In one scene, Miller’s friend Syd tells him “they will come for you, Robert.” From that moment on, the sense of a man juggling white lies and cover-ups while simultaneously and even expertly dodging the law is evoked with fantastic tension.
On one level, the film could be described as a metaphor for the current economic situation. When Miller’s young friend (played by Nate Parker) looks about to take the fall for helping to cover the older man’s much more serious crime, there are obvious parallels with the injustices of the ongoing global crisis.

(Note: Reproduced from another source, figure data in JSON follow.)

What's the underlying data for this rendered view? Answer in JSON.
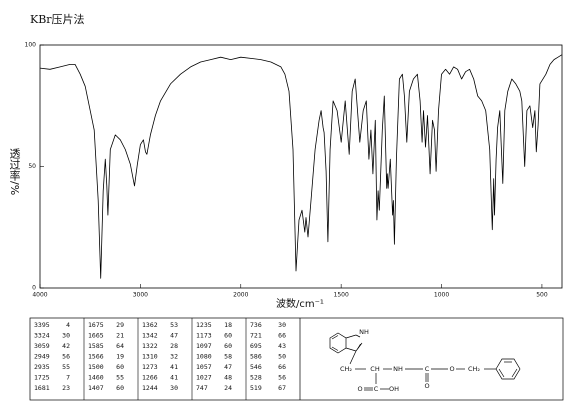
{
  "chart_data": {
    "type": "line",
    "title": "KBr压片法",
    "xlabel": "波数/cm⁻¹",
    "ylabel": "透过率/%",
    "x_scale_break": 2000,
    "x_scale_ratio": 2,
    "color": "#000000",
    "xlim": [
      4000,
      400
    ],
    "xticks": [
      4000,
      3000,
      2000,
      1500,
      1000,
      500
    ],
    "ylim": [
      0,
      100
    ],
    "yticks": [
      0,
      50,
      100
    ],
    "x": [
      4000,
      3900,
      3800,
      3700,
      3650,
      3600,
      3550,
      3500,
      3460,
      3420,
      3395,
      3370,
      3350,
      3335,
      3324,
      3300,
      3250,
      3200,
      3150,
      3100,
      3059,
      3030,
      3000,
      2970,
      2949,
      2935,
      2900,
      2850,
      2800,
      2700,
      2600,
      2500,
      2400,
      2300,
      2200,
      2100,
      2000,
      1900,
      1850,
      1800,
      1780,
      1760,
      1740,
      1725,
      1710,
      1695,
      1681,
      1675,
      1665,
      1650,
      1630,
      1610,
      1600,
      1590,
      1585,
      1575,
      1566,
      1555,
      1540,
      1520,
      1500,
      1480,
      1460,
      1445,
      1430,
      1407,
      1390,
      1375,
      1362,
      1352,
      1342,
      1330,
      1322,
      1316,
      1310,
      1295,
      1285,
      1273,
      1270,
      1266,
      1255,
      1244,
      1240,
      1235,
      1225,
      1210,
      1195,
      1185,
      1173,
      1160,
      1140,
      1120,
      1107,
      1097,
      1090,
      1080,
      1070,
      1057,
      1045,
      1035,
      1027,
      1015,
      1000,
      980,
      960,
      940,
      920,
      900,
      880,
      860,
      840,
      820,
      800,
      780,
      760,
      747,
      740,
      736,
      728,
      721,
      710,
      695,
      685,
      670,
      650,
      630,
      610,
      600,
      586,
      575,
      560,
      546,
      535,
      528,
      519,
      510,
      480,
      460,
      440,
      420,
      400
    ],
    "values": [
      90.5,
      90,
      91,
      92,
      92,
      88,
      83,
      73,
      65,
      36,
      4,
      40,
      53,
      42,
      30,
      57,
      63,
      61,
      57,
      51,
      42,
      51,
      59,
      61,
      56,
      55,
      63,
      71,
      77,
      84,
      88,
      91,
      93,
      94,
      95,
      94,
      95,
      94,
      93,
      91,
      88,
      81,
      57,
      7,
      28,
      32,
      23,
      29,
      21,
      36,
      57,
      69,
      73,
      66,
      64,
      48,
      19,
      57,
      77,
      73,
      60,
      77,
      55,
      81,
      86,
      60,
      73,
      77,
      53,
      65,
      47,
      69,
      28,
      40,
      32,
      65,
      79,
      41,
      47,
      41,
      53,
      30,
      36,
      18,
      53,
      86,
      88,
      79,
      60,
      81,
      86,
      88,
      77,
      60,
      73,
      58,
      71,
      47,
      69,
      65,
      48,
      73,
      88,
      90,
      88,
      91,
      90,
      86,
      89,
      90,
      86,
      79,
      77,
      73,
      57,
      24,
      45,
      30,
      53,
      66,
      73,
      43,
      73,
      81,
      86,
      84,
      81,
      77,
      50,
      73,
      75,
      66,
      73,
      56,
      67,
      84,
      88,
      92,
      94,
      95,
      96
    ]
  },
  "peak_table": {
    "rows": [
      [
        3395,
        4,
        1675,
        29,
        1362,
        53,
        1235,
        18,
        736,
        30
      ],
      [
        3324,
        30,
        1665,
        21,
        1342,
        47,
        1173,
        60,
        721,
        66
      ],
      [
        3059,
        42,
        1585,
        64,
        1322,
        28,
        1097,
        60,
        695,
        43
      ],
      [
        2949,
        56,
        1566,
        19,
        1310,
        32,
        1080,
        58,
        586,
        50
      ],
      [
        2935,
        55,
        1500,
        60,
        1273,
        41,
        1057,
        47,
        546,
        66
      ],
      [
        1725,
        7,
        1460,
        55,
        1266,
        41,
        1027,
        48,
        528,
        56
      ],
      [
        1681,
        23,
        1407,
        60,
        1244,
        30,
        747,
        24,
        519,
        67
      ]
    ]
  },
  "structure": {
    "labels": [
      "NH",
      "CH₂",
      "CH",
      "NH",
      "C",
      "O",
      "O",
      "CH₂",
      "O",
      "C",
      "OH"
    ]
  }
}
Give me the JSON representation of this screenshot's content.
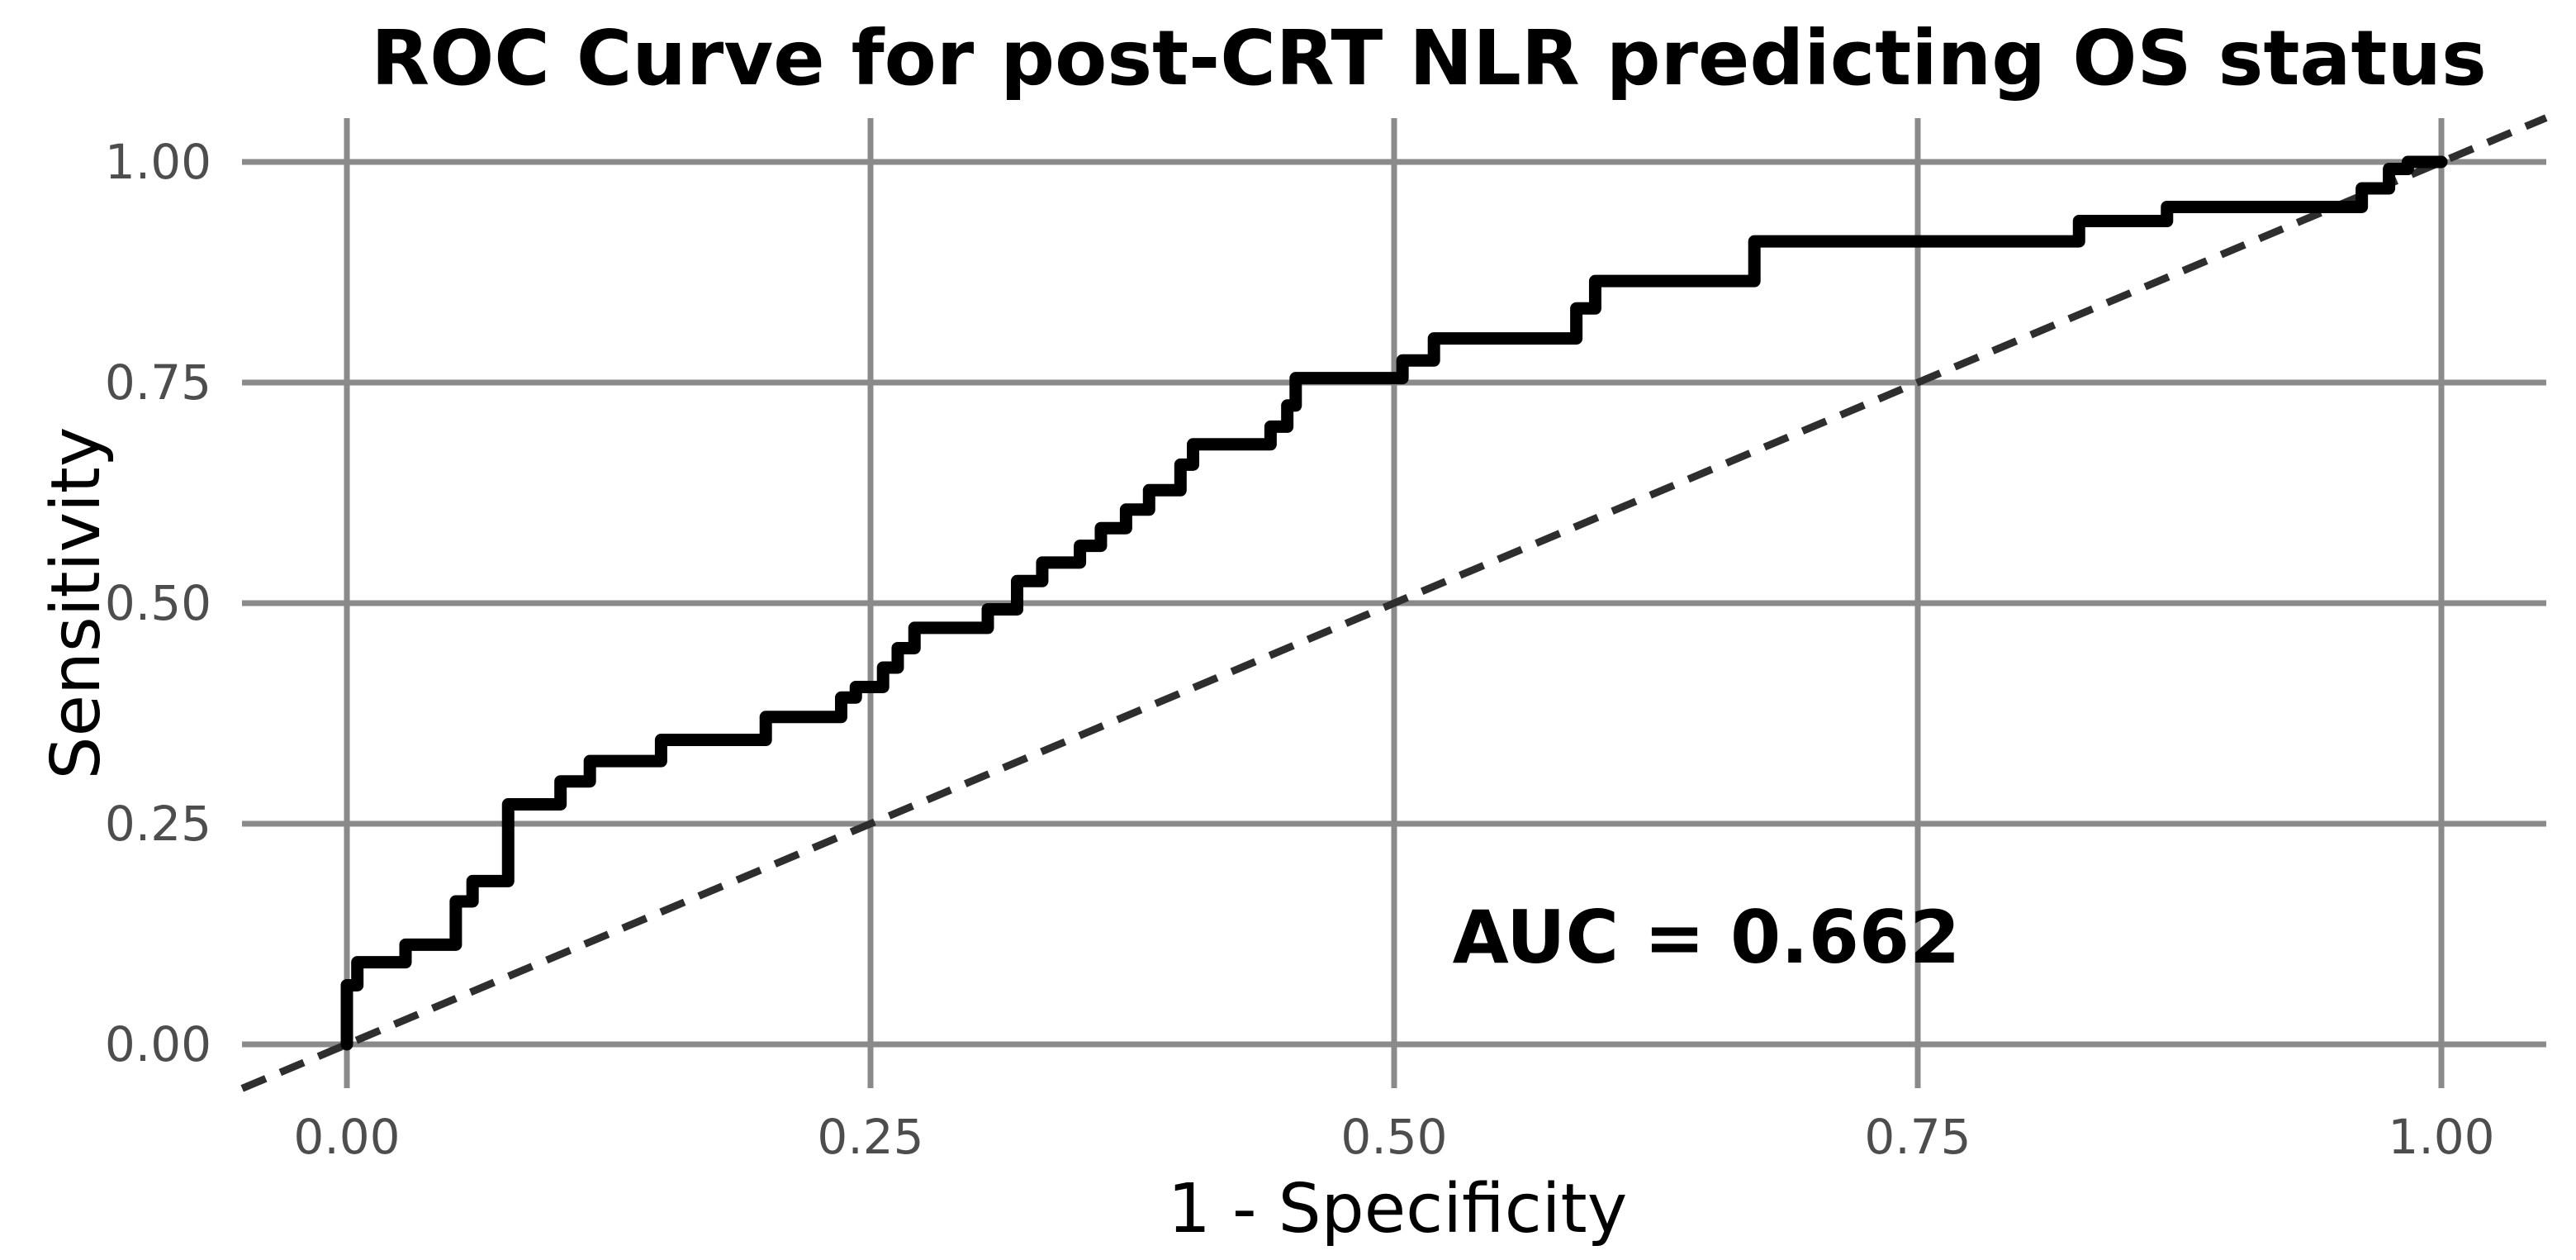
{
  "title": "ROC Curve for post-CRT NLR predicting OS status",
  "axes": {
    "x_label": "1 - Specificity",
    "y_label": "Sensitivity",
    "x_tick_labels": [
      "0.00",
      "0.25",
      "0.50",
      "0.75",
      "1.00"
    ],
    "y_tick_labels": [
      "0.00",
      "0.25",
      "0.50",
      "0.75",
      "1.00"
    ]
  },
  "annotation": {
    "auc_text": "AUC = 0.662"
  },
  "colors": {
    "background": "#ffffff",
    "gridline": "#8a8a8a",
    "roc_curve": "#000000",
    "reference_line": "#2e2e2e",
    "tick_label": "#4d4d4d",
    "axis_label": "#000000",
    "title": "#000000"
  },
  "chart_data": {
    "type": "line",
    "title": "ROC Curve for post-CRT NLR predicting OS status",
    "xlabel": "1 - Specificity",
    "ylabel": "Sensitivity",
    "xlim": [
      -0.05,
      1.05
    ],
    "ylim": [
      -0.05,
      1.05
    ],
    "grid": true,
    "legend": "none",
    "auc": 0.662,
    "x_ticks": {
      "values": [
        0,
        0.25,
        0.5,
        0.75,
        1.0
      ],
      "labels": [
        "0.00",
        "0.25",
        "0.50",
        "0.75",
        "1.00"
      ]
    },
    "y_ticks": {
      "values": [
        0,
        0.25,
        0.5,
        0.75,
        1.0
      ],
      "labels": [
        "0.00",
        "0.25",
        "0.50",
        "0.75",
        "1.00"
      ]
    },
    "annotations": [
      {
        "text": "AUC = 0.662",
        "x": 0.649,
        "y": 0.122,
        "bold": true
      }
    ],
    "series": [
      {
        "name": "ROC curve",
        "style": "step-solid",
        "color": "#000000",
        "points": [
          [
            0.0,
            0.0
          ],
          [
            0.0,
            0.067
          ],
          [
            0.005,
            0.067
          ],
          [
            0.005,
            0.093
          ],
          [
            0.028,
            0.093
          ],
          [
            0.028,
            0.113
          ],
          [
            0.052,
            0.113
          ],
          [
            0.052,
            0.162
          ],
          [
            0.06,
            0.162
          ],
          [
            0.06,
            0.185
          ],
          [
            0.077,
            0.185
          ],
          [
            0.077,
            0.272
          ],
          [
            0.102,
            0.272
          ],
          [
            0.102,
            0.298
          ],
          [
            0.116,
            0.298
          ],
          [
            0.116,
            0.321
          ],
          [
            0.15,
            0.321
          ],
          [
            0.15,
            0.345
          ],
          [
            0.2,
            0.345
          ],
          [
            0.2,
            0.371
          ],
          [
            0.236,
            0.371
          ],
          [
            0.236,
            0.393
          ],
          [
            0.243,
            0.393
          ],
          [
            0.243,
            0.405
          ],
          [
            0.256,
            0.405
          ],
          [
            0.256,
            0.427
          ],
          [
            0.263,
            0.427
          ],
          [
            0.263,
            0.449
          ],
          [
            0.271,
            0.449
          ],
          [
            0.271,
            0.472
          ],
          [
            0.306,
            0.472
          ],
          [
            0.306,
            0.493
          ],
          [
            0.32,
            0.493
          ],
          [
            0.32,
            0.525
          ],
          [
            0.332,
            0.525
          ],
          [
            0.332,
            0.546
          ],
          [
            0.35,
            0.546
          ],
          [
            0.35,
            0.565
          ],
          [
            0.36,
            0.565
          ],
          [
            0.36,
            0.585
          ],
          [
            0.372,
            0.585
          ],
          [
            0.372,
            0.606
          ],
          [
            0.383,
            0.606
          ],
          [
            0.383,
            0.628
          ],
          [
            0.398,
            0.628
          ],
          [
            0.398,
            0.657
          ],
          [
            0.404,
            0.657
          ],
          [
            0.404,
            0.68
          ],
          [
            0.441,
            0.68
          ],
          [
            0.441,
            0.7
          ],
          [
            0.449,
            0.7
          ],
          [
            0.449,
            0.724
          ],
          [
            0.453,
            0.724
          ],
          [
            0.453,
            0.755
          ],
          [
            0.504,
            0.755
          ],
          [
            0.504,
            0.775
          ],
          [
            0.519,
            0.775
          ],
          [
            0.519,
            0.8
          ],
          [
            0.587,
            0.8
          ],
          [
            0.587,
            0.834
          ],
          [
            0.596,
            0.834
          ],
          [
            0.596,
            0.865
          ],
          [
            0.672,
            0.865
          ],
          [
            0.672,
            0.91
          ],
          [
            0.827,
            0.91
          ],
          [
            0.827,
            0.933
          ],
          [
            0.869,
            0.933
          ],
          [
            0.869,
            0.949
          ],
          [
            0.962,
            0.949
          ],
          [
            0.962,
            0.97
          ],
          [
            0.975,
            0.97
          ],
          [
            0.975,
            0.992
          ],
          [
            0.984,
            0.992
          ],
          [
            0.984,
            1.0
          ],
          [
            1.0,
            1.0
          ]
        ]
      },
      {
        "name": "Chance diagonal",
        "style": "dashed",
        "color": "#2e2e2e",
        "points": [
          [
            -0.05,
            -0.05
          ],
          [
            1.05,
            1.05
          ]
        ]
      }
    ]
  }
}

In this way, Arbitrage clearly intends to pose some uncomfortable questions about the apparent impunity of the rich and powerful who have helped bring our economy to its knees. But if the film works so well it is ultimately because it is not about heroes and villains. Here, the audience is asked to identify, even empathise, with well-drawn, three-dimensional characters, all of whom are flawed in various ways.
In the conference following the press screening, Jarecki and Gere said they worked on Miller’s walk to, in Gere’s words “find the charm, the Bill Clinton, in the character”’. He pulls it off with aplomb. Gere is not only likeable in this film, he is undeniably sexy and I often felt torn between hoping he would get away with it, and wishing he would get his just desserts.
Meanwhile…
Also showing on Friday were two films in the Festival’s Horizontes Latinos section: Infancia Clandestina (Clandestine Childhood), starring Ernesto Alterio, and Salsipuedes, about domestic violence, both from Argentina.
Also showing as part of the Zabaltegi Pearls section was Michael Haneke’s Amour, which took the Golden Palm at Cannes.
This year’s Donostia Award (which went to Richard Gere in 2007) will be awarded to four people, all of whom are presenting films this year:
Ewan McGregor will present The Impossible, a film from Spanish director J.A Bayona about the 2007 tsunami, competing in the Official Section.
Dustin Hoffmann presents Quartet, a British film he directed that will not compete in any section.
John Travolta and Oliver Stone both present Savages, which competes in the Zabaltegi Pearls Section.
Olwen says
I forgot mention Tommy Lee Jones, who also gets a special 60th anniversary award.